Education in the Netherlands
Education maybe compulsory in Holland but the Dutch education system is one of the free in the world, with schools free from government tampering and the ability to pick and choose what their students are taught. Children are required to attend school full time from the age of 5 until the age of 17. The Dutch education system is regulated by the Ministry of Education, Culture and Science. Higher education at Dutch universities is often regarded as one of the best in Western Europe and Dutch educational centres have grown increasingly popular with students from the UK. Dutch education is efficiently run and internationally orientated. Tuition fees are also a lot cheaper in Holland than in the UK, thanks to the hike in UK fees. (Thank you very much Mr Clegg!).
Primary Education (Primair Onderwijs/PO)
Children start school when they are either 4 or 5 years old and remain in primary school for 8 years. As a parent you should ensure that you apply for a school place well in advance as many schools have long waiting lists. Schools are able to choose what classes they teach and how. The government has little influence over education but does impose a few rules.
Secondary Education (Voortgezet Onderwijs/VO)
Upon joining secondary education the pupils can choose from one of three directions to take. The first few years are pretty much the same for all choices but after that there are big differences. Just like primary education there are no fees to pay but there are costs for books, trips and other services that the school might provide.
The three main directions are:
Pre-vocational secondary education (Voorbereidend Middelbaar Beroepsonderwijs/VMBO): Within this education, there are many directions and sub-directions that students can choose. It’s best to talk about this with the school you have chosen and see what appeals most to your child.
Senior general secondary education (Hoger Algemeen Voortgezet Onderwijs/HAVO): This education takes 5 years to complete and is meant as a preparation for a Bachelor’s degree.
Pre-university education (Voorbereidend Wetenschappelijk Onderwijs/VWO): VWO takes 6 years to complete and is meant as preparation for a Master’s degree.
Secondary vocational education (Middelbaar Beroepsonderwijs/MBO)
As an alternative to the three choices you can send your child to a secondary vocational education. There are over 40 regional trading centres across the country that provides vocational education in three sectors. These are, Engineering and technology, Economics and Health and Social Care. In total these centres offer 700 courses for students starting at the age of 16. There are 2 routes: a full-time college-based route with work placements and a part-time work-based route, where part-time education is combined with an apprenticeship.
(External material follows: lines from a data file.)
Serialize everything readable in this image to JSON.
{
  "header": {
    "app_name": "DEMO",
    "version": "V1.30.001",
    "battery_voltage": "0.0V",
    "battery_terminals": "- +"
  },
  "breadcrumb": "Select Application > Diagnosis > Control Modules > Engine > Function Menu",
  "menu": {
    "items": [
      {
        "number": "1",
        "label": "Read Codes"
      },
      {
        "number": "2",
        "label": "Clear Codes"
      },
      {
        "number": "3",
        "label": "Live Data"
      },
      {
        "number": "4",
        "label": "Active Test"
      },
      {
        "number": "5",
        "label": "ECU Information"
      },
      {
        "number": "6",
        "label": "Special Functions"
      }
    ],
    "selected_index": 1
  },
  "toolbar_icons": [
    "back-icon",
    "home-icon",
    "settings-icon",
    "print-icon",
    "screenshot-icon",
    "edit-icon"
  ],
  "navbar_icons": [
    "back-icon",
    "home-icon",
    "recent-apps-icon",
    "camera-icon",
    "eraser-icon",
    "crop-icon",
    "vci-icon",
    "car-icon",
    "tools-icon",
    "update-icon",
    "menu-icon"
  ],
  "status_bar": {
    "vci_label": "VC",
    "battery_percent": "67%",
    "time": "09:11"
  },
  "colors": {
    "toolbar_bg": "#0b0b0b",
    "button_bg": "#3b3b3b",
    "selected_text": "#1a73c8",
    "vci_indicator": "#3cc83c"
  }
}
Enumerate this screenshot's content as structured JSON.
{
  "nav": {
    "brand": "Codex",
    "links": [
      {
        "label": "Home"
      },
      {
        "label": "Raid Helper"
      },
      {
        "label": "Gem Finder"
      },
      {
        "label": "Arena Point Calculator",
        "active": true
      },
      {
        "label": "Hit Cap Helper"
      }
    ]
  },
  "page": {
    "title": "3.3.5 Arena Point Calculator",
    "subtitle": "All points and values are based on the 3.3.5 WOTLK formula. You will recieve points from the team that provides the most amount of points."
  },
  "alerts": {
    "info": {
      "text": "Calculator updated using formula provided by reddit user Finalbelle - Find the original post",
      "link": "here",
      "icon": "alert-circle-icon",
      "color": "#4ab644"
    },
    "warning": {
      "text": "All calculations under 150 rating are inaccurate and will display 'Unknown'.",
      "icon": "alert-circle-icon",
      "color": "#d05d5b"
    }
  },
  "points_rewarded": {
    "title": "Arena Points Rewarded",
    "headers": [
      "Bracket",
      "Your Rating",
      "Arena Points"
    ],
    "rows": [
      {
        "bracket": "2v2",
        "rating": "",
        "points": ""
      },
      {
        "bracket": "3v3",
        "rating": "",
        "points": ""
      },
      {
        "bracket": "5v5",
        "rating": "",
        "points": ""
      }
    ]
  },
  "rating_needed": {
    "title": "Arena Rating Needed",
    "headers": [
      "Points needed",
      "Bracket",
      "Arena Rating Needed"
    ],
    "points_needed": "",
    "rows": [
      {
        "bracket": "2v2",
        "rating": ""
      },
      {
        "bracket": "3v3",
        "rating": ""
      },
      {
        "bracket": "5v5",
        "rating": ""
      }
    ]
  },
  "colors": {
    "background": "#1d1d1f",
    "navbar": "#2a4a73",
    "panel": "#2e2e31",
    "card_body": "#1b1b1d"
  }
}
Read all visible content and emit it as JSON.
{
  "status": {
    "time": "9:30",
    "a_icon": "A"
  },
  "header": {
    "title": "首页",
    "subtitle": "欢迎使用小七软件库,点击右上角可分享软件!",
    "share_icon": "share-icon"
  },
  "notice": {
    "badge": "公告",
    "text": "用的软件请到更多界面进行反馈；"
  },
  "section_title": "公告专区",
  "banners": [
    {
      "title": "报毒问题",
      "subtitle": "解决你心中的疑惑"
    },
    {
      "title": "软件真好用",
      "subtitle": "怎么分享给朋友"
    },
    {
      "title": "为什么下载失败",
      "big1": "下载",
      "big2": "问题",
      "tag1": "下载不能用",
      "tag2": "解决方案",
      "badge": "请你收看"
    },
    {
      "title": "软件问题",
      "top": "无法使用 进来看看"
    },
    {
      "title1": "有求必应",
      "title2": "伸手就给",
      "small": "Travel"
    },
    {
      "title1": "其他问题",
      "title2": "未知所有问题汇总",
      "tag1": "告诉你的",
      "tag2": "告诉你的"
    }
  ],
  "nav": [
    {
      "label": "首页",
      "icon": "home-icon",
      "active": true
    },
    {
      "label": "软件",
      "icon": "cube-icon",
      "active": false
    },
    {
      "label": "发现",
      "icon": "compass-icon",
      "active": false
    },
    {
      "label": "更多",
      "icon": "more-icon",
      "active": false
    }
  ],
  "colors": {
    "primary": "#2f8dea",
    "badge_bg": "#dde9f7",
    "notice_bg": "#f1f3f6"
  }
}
As an expat it is probably preferable and easier for older children to be enrolled at one of the country’s 100 international schools. These schools teach their classes in English and Dutch. It could make your child’s attempts at settling in easier if they can use their home language but they could also be missing out on the experience of learning a foreign language. The list of international schools can be found on the ‘Foundation for international Education in Netherlands website http://www.dutchinternationalschools.nl/home.html.
Students from the UK who are considering studying in the Netherlands have the choice of over 1000 courses that are taught in English. Many of the degrees are recognised internationally and tuition fees are far cheaper than those in the UK. Foreign students have to be able to read, write and speak English to qualify for enrolment and will have to pass a language test.
Students who want to study for a bachelor’s degree attend institutions called Hogeschool. These institutions prepare students to start work after their school studies, with these courses typically lasting at least 4 years to complete. Higher professional education can be combined with some form of work, so students can attend part-time.
Universities in the Netherlands are for students seeking to earn a Master’s degree. A university education is imperative for anyone who wants to do independent research or solve scientific problems. University education can be combined with some form of work, so students can attend part-time.
Fees and student grants
Unfortunately higher education is not free in the Netherlands but it’s a darn sight cheaper than in the UK. The tuition fees in Holland are typically €1,000 to €1,500 per year on tuition, compared to £9,000 in the UK!
You could also be eligible for a student grant from the Dutch government. There are many rules over who is entitled to these payments but if you’re a regular student in recognised education or have a residency permit then you could receive up to €300 per month to help pay for your beer…studies.